Reflexiones inactuales en torno al "rostro secreto" de Karl Marx que Oscar del Barco expone en su libro El Otro Marx (Milena Caserola).
Como pocos, éste es un libro sobre las condiciones del pensamiento y acerca de la lectura como uno de sus momentos fundamentales. Desde el prólogo se dirá que los artículos que compila surgieron al "amparo de un resplandor amistoso" creado "en medio del ruido que durante años nos castigó". Se piensa, entonces, en esos lugares eximidos y en esos tiempos recobrados, que podríamos poner -del Barco lo hace- bajo la idea de salvación. Esa palabra nombra menos un futuro posible que una insistencia, un testimonio, una lucidez amarga y a la vez esperanzada, la certeza de una necesidad: la de dejar que se escurra entre los dedos lo superfluo, lo condenado, lo dañino, para retener, casi al borde de su caída, el destello que permite una creación inesperada, una resistencia imprevisible.
Salvar una teoría, una obra, un autor. De Karl Marx se trata en estas páginas. Un Marx visto como otro frente al que pobló las cartillas dogmáticas y cuya teoría se convirtió en justificación dialéctica de algunos horrores. Un "otro" respecto de aquel que se ligó con entusiasmos a la idea de progreso y creyó en las leyes de la historia. Se trata de buscar su rostro secreto. Su retrato de espaldas (como supo decir Martínez Estrada para pensar a José Hernández: a veces la verdad nos asalta por la espalda y la ilusión nos enceguece de frente).
Muchos habían construido sus "marx". No sólo los actores políticos y sociales que extrajeron de sus textos orientaciones prácticas o fórmulas justificatorias. También la filosofía. Althusser tuvo su Marx, antes Engels, más para aquí Derrida, eslabonan una serie extensa. El que burila del Barco es distinto a todos esos: es el que forja una inmersión en lo concreto -y de allí surge su método y no a la inversa-, el que piensa desde el punto de vista del proletariado y, especialmente, es el filósofo de lo inconcluso y de lo abierto, el que permite una fuga respecto de la gramática que funciona como fondo último y sustraído a la crítica.
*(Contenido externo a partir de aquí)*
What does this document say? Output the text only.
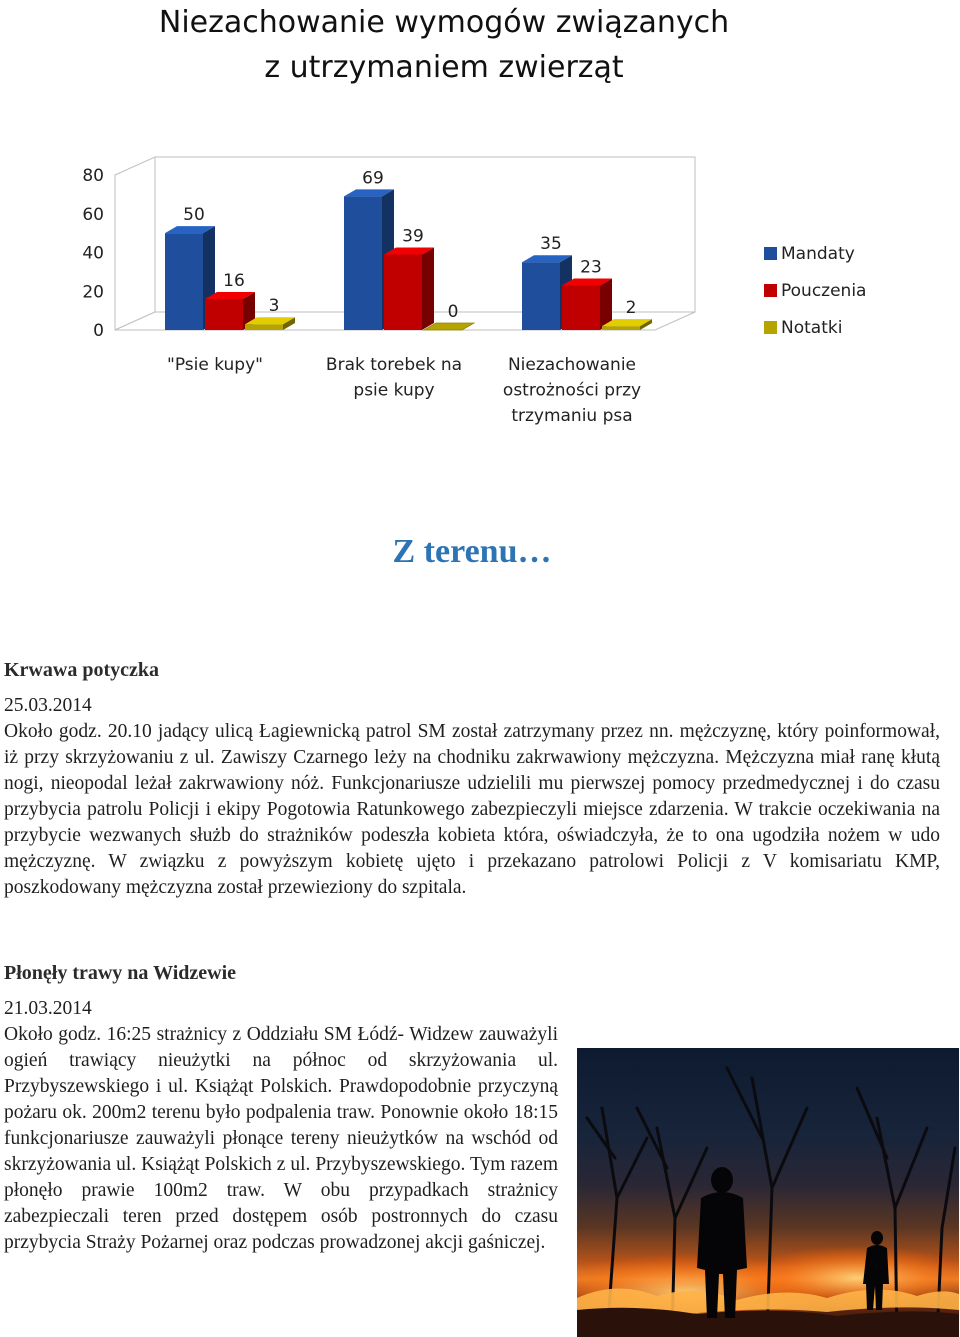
Niezachowanie wymogów związanych
z utrzymaniem zwierząt
0
20
40
60
80
50
16
3
"Psie kupy"
69
39
0
Brak torebek na
psie kupy
35
23
2
Niezachowanie
ostrożności przy
trzymaniu psa
Mandaty
Pouczenia
Notatki
Z terenu…
Krwawa potyczka
25.03.2014
Około godz. 20.10 jadący ulicą Łagiewnicką patrol SM został zatrzymany przez nn. mężczyznę, który poinformował, iż przy skrzyżowaniu z ul. Zawiszy Czarnego leży na chodniku zakrwawiony mężczyzna. Mężczyzna miał ranę kłutą nogi, nieopodal leżał zakrwawiony nóż. Funkcjonariusze udzielili mu pierwszej pomocy przedmedycznej i do czasu przybycia patrolu Policji i ekipy Pogotowia Ratunkowego zabezpieczyli miejsce zdarzenia. W trakcie oczekiwania na przybycie wezwanych służb do strażników podeszła kobieta która, oświadczyła, że to ona ugodziła nożem w udo mężczyznę. W związku z powyższym kobietę ujęto i przekazano patrolowi Policji z V komisariatu KMP, poszkodowany mężczyzna został przewieziony do szpitala.
Płonęły trawy na Widzewie
21.03.2014
Około godz. 16:25 strażnicy z Oddziału SM Łódź- Widzew zauważyli ogień trawiący nieużytki na północ od skrzyżowania ul. Przybyszewskiego i ul. Książąt Polskich. Prawdopodobnie przyczyną pożaru ok. 200m2 terenu było podpalenia traw. Ponownie około 18:15 funkcjonariusze zauważyli płonące tereny nieużytków na wschód od skrzyżowania ul. Książąt Polskich z ul. Przybyszewskiego. Tym razem płonęło prawie 100m2 traw. W obu przypadkach strażnicy zabezpieczali teren przed dostępem osób postronnych do czasu przybycia Straży Pożarnej oraz podczas prowadzonej akcji gaśniczej.
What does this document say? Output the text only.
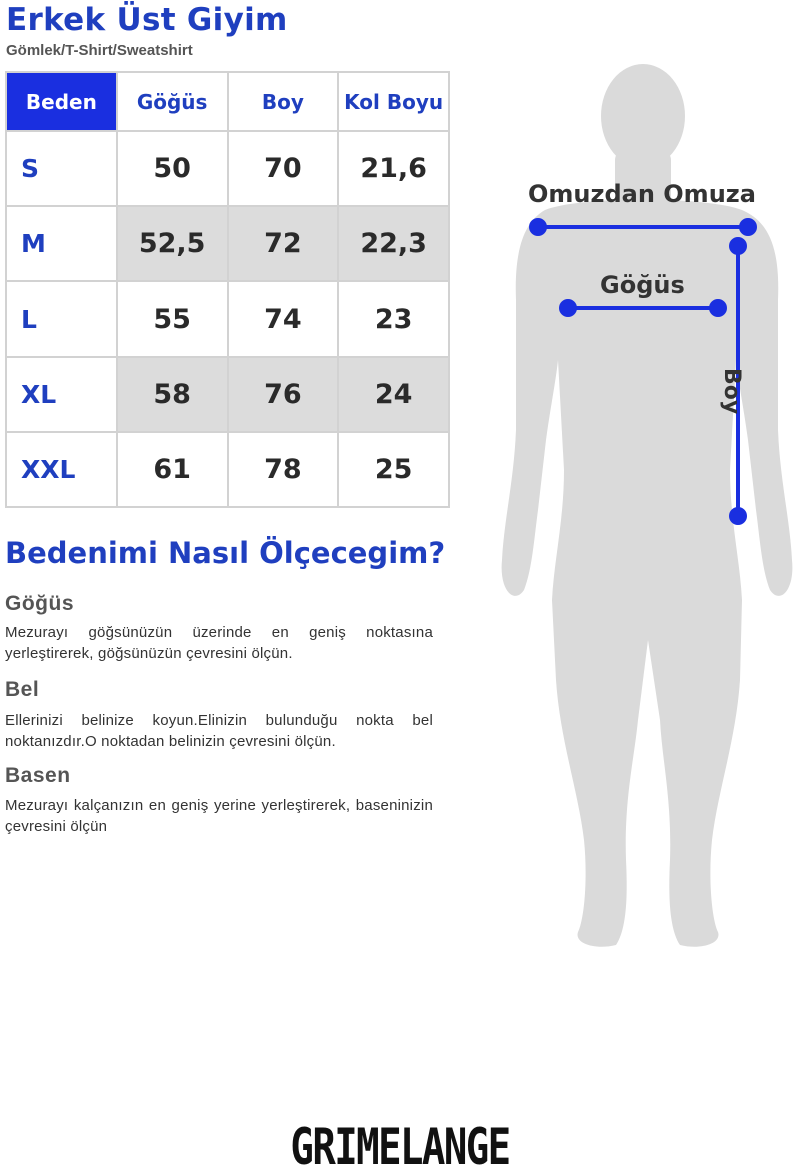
Erkek Üst Giyim
Gömlek/T-Shirt/Sweatshirt
Beden	Göğüs	Boy	Kol Boyu
S	50	70	21,6
M	52,5	72	22,3
L	55	74	23
XL	58	76	24
XXL	61	78	25
Bedenimi Nasıl Ölçecegim?
Göğüs
Mezurayı göğsünüzün üzerinde en geniş noktasına yerleştirerek, göğsünüzün çevresini ölçün.
Bel
Ellerinizi belinize koyun.Elinizin bulunduğu nokta bel noktanızdır.O noktadan belinizin çevresini ölçün.
Basen
Mezurayı kalçanızın en geniş yerine yerleştirerek, baseninizin çevresini ölçün
Omuzdan Omuza
Göğüs
Boy
GRIMELANGE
La crisis del marxismo -respetuoso de esa gramática- permitiría salvar a Marx no sólo de su destino de trasto antiguo sino también de esa sujeción a la que su pensamiento fue sometido. Pensar a Marx con Nietzsche o con Mallarmé es menos ponerlo de cabeza que bucear en sus intersticios, hacer trizas el sistema para auscultar sus timbres disonantes. El lector funge allí como agente de salvación. Como aquel que entre el ruido puede distinguir un rumor diferente, interpretarlo, actualizarlo. Los artículos que del Barco escribió en el exilio mexicano son metódicos y eruditos. Varios de ellos portan su "Apéndice". En esta suerte de coda, de agregado, creo ver los momentos más fulgurantes del libro. O los más abiertos a un cierto tipo de sospecha y desconocimiento.
El filósofo-lector se empeña en salvar el espíritu, el método, la valentía de una obra porque lo que está en juego es también la salvación de un mundo embarcado en la catástrofe, en el que la tierra es tomada "como objeto, como desierto y muerte". Es un mundo habitado por resistencias y luchas que no reclaman para sí la codificación marxista. Quizás hoy esto resuene como constatación generalizada, pero no lo era, sin dudas, en 1983, en el que apenas aparecía intuido el fin del marxismo como orientación política. En este sentido, el libro tiene una suerte de inactualidad profunda: no pertenece al tiempo en que fue escrito, tampoco al presente. Está allí: en la temporalidad singular del pensamiento en procura de una verdad. O en la insistencia respecto de la necesaria salvación.